The election results are scheduled to be declared on 16th May 2014. Equities have become highly volatile on account of the uncertainty that is involved in the outcome of the election results. The hopes of better governance and sound economic policies from the new government that would come into power has taken markets to all time record high levels.
The Sensex and the Nifty reached record high levels of 22,939 and 6869 respectively on expectations that the NDA led government would come into power. Even though there is a widespread expectation that Modi led government would come into power there is always an uncertainty that gives rise to increase in volatility for equities.
The month of May has seen a significant rise in the volatility for the index and stock based options. The Nifty index options have implied volatility to the level of 31% for at the money Put options and 28% for at the money Call options. There has been a rise in the implied volatility by 234% from the levels of 9.27% for at the money put options and by 97% from the levels of 14% for at the money call options that were seen for the Nifty index April 2014 series. The implied volatility for out of the money put and call options are not much below at 29% and 27% respectively.

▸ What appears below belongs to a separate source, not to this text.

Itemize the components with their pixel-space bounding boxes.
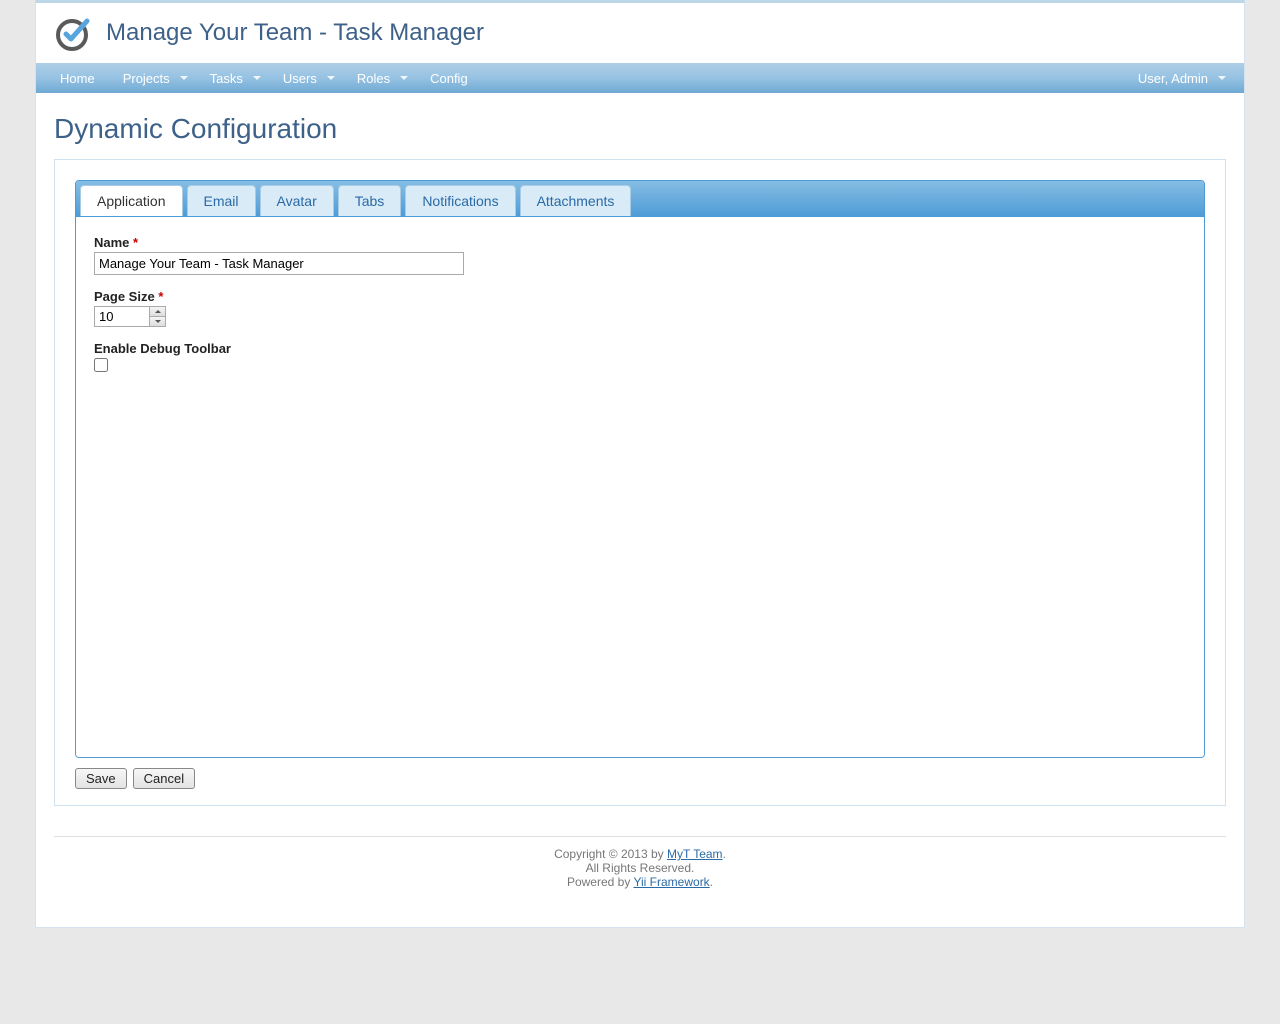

The spread in the implied volatility for at the money and out of the money call and put options shows buying at all levels to ride the election event. The rise in the implied volatility has significantly increased the option premiums for the Nifty index May series. The costs have dramatically increased for the purchase of Nifty index options in the month of May 2014 as compared to the previous month. For e.g. April 2014 out of the money put and call options of 6300 and 7100 were costing Rs.615 for one lot of 50 for the Nifty index at the beginning of the month of April and the May 2014 Nifty out of the money 6300 put and 7100 call option have a combined cost of Rs.9550 at the beginning of the month of May that shows a 15 times rise in cost of purchase. High expectations have already increased premiums of the May option series to abnormal levels.
There are six factors affecting the price of a stock option, the Stock Price, the Strike Price, the time to expiration, the volatility of the Stock Price, the Interest rate and the dividends expected during the time period of the Option.
The interest rate and expected dividends have not changed from the month of April to May. The volatility has increased, as a result of which the premiums have surged for the month of May. The time to expiration till the outcome of election results on 16th May will reduce. The volatility is expected to remain high till the election results and therefore even if the premium decreases due to decrease in time to expiry the increase in volatility would tend to increase it.
According to our view it is wise to stay away from any option strategies at least till the election results are announced as high costs may drive returns lower than expected. If Election results are on the lines of expectation then the market would rise but if the results are not according to expectations then the market might witness a steep fall from current levels. The fall and rise has to be equally steep for the options to give extraordinary returns but if markets remain range bound then option premium may see a drastic reduction in a very short time period.
The election results that gave majority to the UPA in 2009 had seen a 20% rise in the benchmark indices in a single day. The markets were trading at a significant discount to the valuations as the whole world was recovering from the 2008 financial crisis. In the current scenario a 20% upside may not be justified as markets have already factored in the expectations of the election result in the valuations. A moderate upside can be justified in the benchmark indices if everything turns out as expected. An opposite result may see a steep fall in the indices which has a low probability. An option strategy may be implemented just after the results are declared so that costs can be managed effectively.